8. Rayonnement posthume : de la vénération locale à la canonisation universelle
Dès 1684, une première biographie anonyme circule à Lyon, rassemblant des témoignages de guérisons attribuées à son intercession. La suppression de la Compagnie de Jésus (1773-1814) freine le procès de béatification, mais propage sa figure dans les cercles laïcs attachés au Sacré-Cœur. Le 16 juin 1929, Pie XI béatifie Claude ; Jean-Paul II le canonise en 1992, durant l’Année jubilaire du Sacré-Cœur. Aujourd’hui, son nom est porté par des écoles, des paroisses et des groupes de prière sur tous les continents, et des milliers de fidèles convergent à Paray chaque 16 octobre pour « fêter la confiance ».

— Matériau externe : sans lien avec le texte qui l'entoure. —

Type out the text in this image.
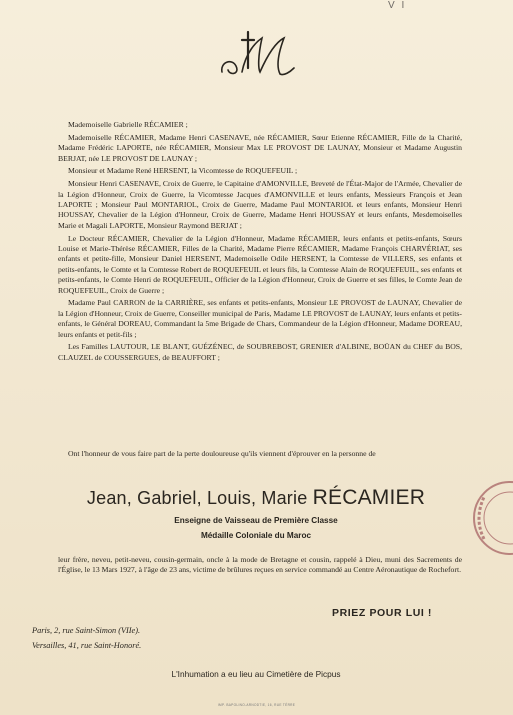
V I

Mademoiselle Gabrielle RÉCAMIER ;

Mademoiselle RÉCAMIER, Madame Henri CASENAVE, née RÉCAMIER, Sœur Etienne RÉCAMIER, Fille de la Charité, Madame Frédéric LAPORTE, née RÉCAMIER, Monsieur Max LE PROVOST DE LAUNAY, Monsieur et Madame Augustin BERJAT, née LE PROVOST DE LAUNAY ;

Monsieur et Madame René HERSENT, la Vicomtesse de ROQUEFEUIL ;

Monsieur Henri CASENAVE, Croix de Guerre, le Capitaine d'AMONVILLE, Breveté de l'État-Major de l'Armée, Chevalier de la Légion d'Honneur, Croix de Guerre, la Vicomtesse Jacques d'AMONVILLE et leurs enfants, Messieurs François et Jean LAPORTE ; Monsieur Paul MONTARIOL, Croix de Guerre, Madame Paul MONTARIOL et leurs enfants, Monsieur Henri HOUSSAY, Chevalier de la Légion d'Honneur, Croix de Guerre, Madame Henri HOUSSAY et leurs enfants, Mesdemoiselles Marie et Magali LAPORTE, Monsieur Raymond BERJAT ;

Le Docteur RÉCAMIER, Chevalier de la Légion d'Honneur, Madame RÉCAMIER, leurs enfants et petits-enfants, Sœurs Louise et Marie-Thérèse RÉCAMIER, Filles de la Charité, Madame Pierre RÉCAMIER, Madame François CHARVÉRIAT, ses enfants et petite-fille, Monsieur Daniel HERSENT, Mademoiselle Odile HERSENT, la Comtesse de VILLERS, ses enfants et petits-enfants, le Comte et la Comtesse Robert de ROQUEFEUIL et leurs fils, la Comtesse Alain de ROQUEFEUIL, ses enfants et petits-enfants, le Comte Henri de ROQUEFEUIL, Officier de la Légion d'Honneur, Croix de Guerre et ses filles, le Comte Jean de ROQUEFEUIL, Croix de Guerre ;

Madame Paul CARRON de la CARRIÈRE, ses enfants et petits-enfants, Monsieur LE PROVOST de LAUNAY, Chevalier de la Légion d'Honneur, Croix de Guerre, Conseiller municipal de Paris, Madame LE PROVOST de LAUNAY, leurs enfants et petits-enfants, le Général DOREAU, Commandant la 5me Brigade de Chars, Commandeur de la Légion d'Honneur, Madame DOREAU, leurs enfants et petit-fils ;

Les Familles LAUTOUR, LE BLANT, GUÉZÉNEC, de SOUBREBOST, GRENIER d'ALBINE, BOÜAN du CHEF du BOS, CLAUZEL de COUSSERGUES, de BEAUFFORT ;

Ont l'honneur de vous faire part de la perte douloureuse qu'ils viennent d'éprouver en la personne de
Jean, Gabriel, Louis, Marie RÉCAMIER
Enseigne de Vaisseau de Première Classe
Médaille Coloniale du Maroc
leur frère, neveu, petit-neveu, cousin-germain, oncle à la mode de Bretagne et cousin, rappelé à Dieu, muni des Sacrements de l'Église, le 13 Mars 1927, à l'âge de 23 ans, victime de brûlures reçues en service commandé au Centre Aéronautique de Rochefort.
PRIEZ POUR LUI !
Paris, 2, rue Saint-Simon (VIIe).
Versailles, 41, rue Saint-Honoré.
L'Inhumation a eu lieu au Cimetière de Picpus
IMP. BAPOLINO-ARNODTIE, 16, RUE TÉRRE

9. Actualité de son message au XXIᵉ siècle
Crises économiques, pandémies, conflits identitaires : l’époque semble miner la capacité de croire. Pourtant, la spiritualité de Claude propose une « confiance lucide », acte d’intelligence autant que d’amour. À Paray, sessions pour étudiants, entrepreneurs ou couples en difficulté s’ouvrent sur ses maximes : « Tout arrive par amour, tout est ordonné pour notre salut » ; « Ne craignons que de ne pas aimer assez ». Face à la tentation contemporaine du contrôle — statistiques, algorithmes, biotechnologies —, il rappelle que la personne s’épanouit dans la relation plus que dans la performance. Son accent réparateur inspire les démarches de justice restauratrice et la responsabilité écologique ; son alliance avec Marguerite-Marie encourage les collaborations hommes-femmes dans la mission de l’Église.

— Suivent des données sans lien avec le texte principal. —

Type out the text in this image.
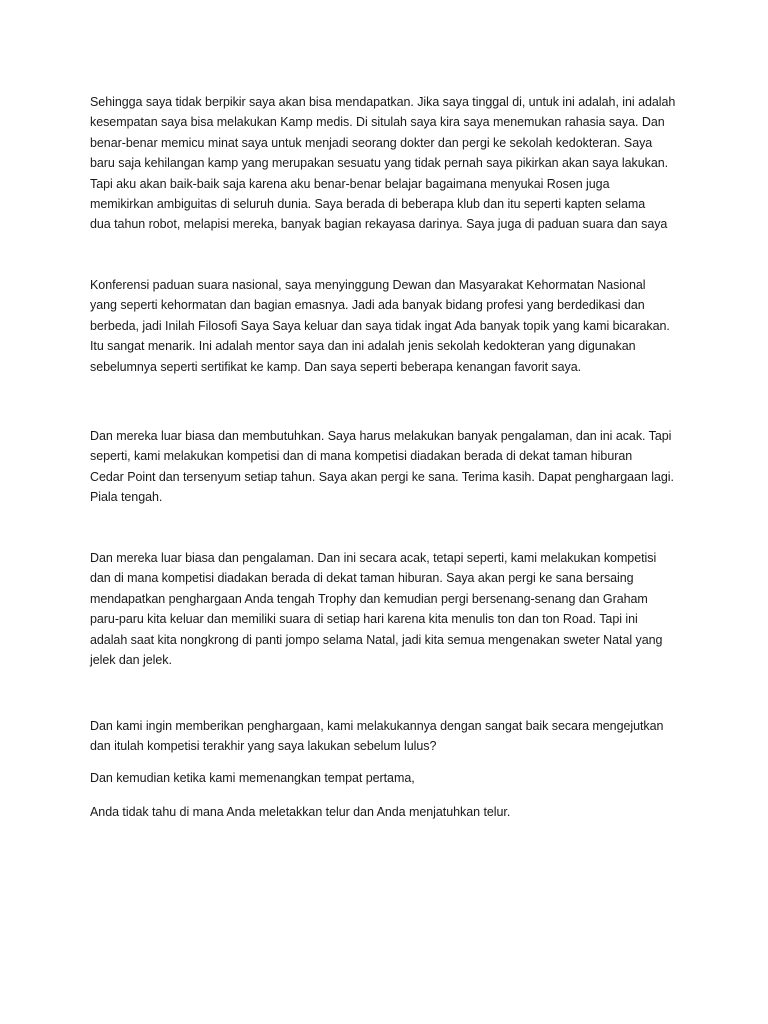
Sehingga saya tidak berpikir saya akan bisa mendapatkan. Jika saya tinggal di, untuk ini adalah, ini adalah

kesempatan saya bisa melakukan Kamp medis. Di situlah saya kira saya menemukan rahasia saya. Dan

benar-benar memicu minat saya untuk menjadi seorang dokter dan pergi ke sekolah kedokteran. Saya

baru saja kehilangan kamp yang merupakan sesuatu yang tidak pernah saya pikirkan akan saya lakukan.

Tapi aku akan baik-baik saja karena aku benar-benar belajar bagaimana menyukai Rosen juga

memikirkan ambiguitas di seluruh dunia. Saya berada di beberapa klub dan itu seperti kapten selama

dua tahun robot, melapisi mereka, banyak bagian rekayasa darinya. Saya juga di paduan suara dan saya

Konferensi paduan suara nasional, saya menyinggung Dewan dan Masyarakat Kehormatan Nasional

yang seperti kehormatan dan bagian emasnya. Jadi ada banyak bidang profesi yang berdedikasi dan

berbeda, jadi Inilah Filosofi Saya Saya keluar dan saya tidak ingat Ada banyak topik yang kami bicarakan.

Itu sangat menarik. Ini adalah mentor saya dan ini adalah jenis sekolah kedokteran yang digunakan

sebelumnya seperti sertifikat ke kamp. Dan saya seperti beberapa kenangan favorit saya.

Dan mereka luar biasa dan membutuhkan. Saya harus melakukan banyak pengalaman, dan ini acak. Tapi

seperti, kami melakukan kompetisi dan di mana kompetisi diadakan berada di dekat taman hiburan

Cedar Point dan tersenyum setiap tahun. Saya akan pergi ke sana. Terima kasih. Dapat penghargaan lagi.

Piala tengah.

Dan mereka luar biasa dan pengalaman. Dan ini secara acak, tetapi seperti, kami melakukan kompetisi

dan di mana kompetisi diadakan berada di dekat taman hiburan. Saya akan pergi ke sana bersaing

mendapatkan penghargaan Anda tengah Trophy dan kemudian pergi bersenang-senang dan Graham

paru-paru kita keluar dan memiliki suara di setiap hari karena kita menulis ton dan ton Road. Tapi ini

adalah saat kita nongkrong di panti jompo selama Natal, jadi kita semua mengenakan sweter Natal yang

jelek dan jelek.

Dan kami ingin memberikan penghargaan, kami melakukannya dengan sangat baik secara mengejutkan

dan itulah kompetisi terakhir yang saya lakukan sebelum lulus?

Dan kemudian ketika kami memenangkan tempat pertama,

Anda tidak tahu di mana Anda meletakkan telur dan Anda menjatuhkan telur.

10. Conclusion : un saint pour les temps changés
En parcourant l’existence de Claude de la Colombière, on constate que sainteté et efficacité historique relèvent moins de la durée que de la disponibilité. Un adolescent fougueux est devenu un homme unifié ; un professeur brillant s’est fait humble serviteur ; un prisonnier affaibli est sorti victorieux parce qu’il s’est laissé saisir par l’Amour. Il a appliqué le principe ignatien de la « sainte indifférence » : ne rien préférer à la volonté de Dieu, sinon de mieux l’aimer et le faire aimer. Dans l’histoire, il a déplacé l’accent du juridisme moral vers une spiritualité relationnelle ; il a montré que la force subversive de l’Évangile réside non dans la violence mais dans la conversion du cœur. Et dans l’histoire personnelle de ceux qui croisent sa route, il continue de murmurer : « Ayez confiance ». Accueillir sa vulnérabilité, rejoindre celle des autres et les offrir à la miséricorde divine : tel est le legs de Claude de la Colombière. Puissions-nous, à son école, entrer dans ce mouvement, afin que s’étende la civilisation de la confiance dont notre planète a tant besoin.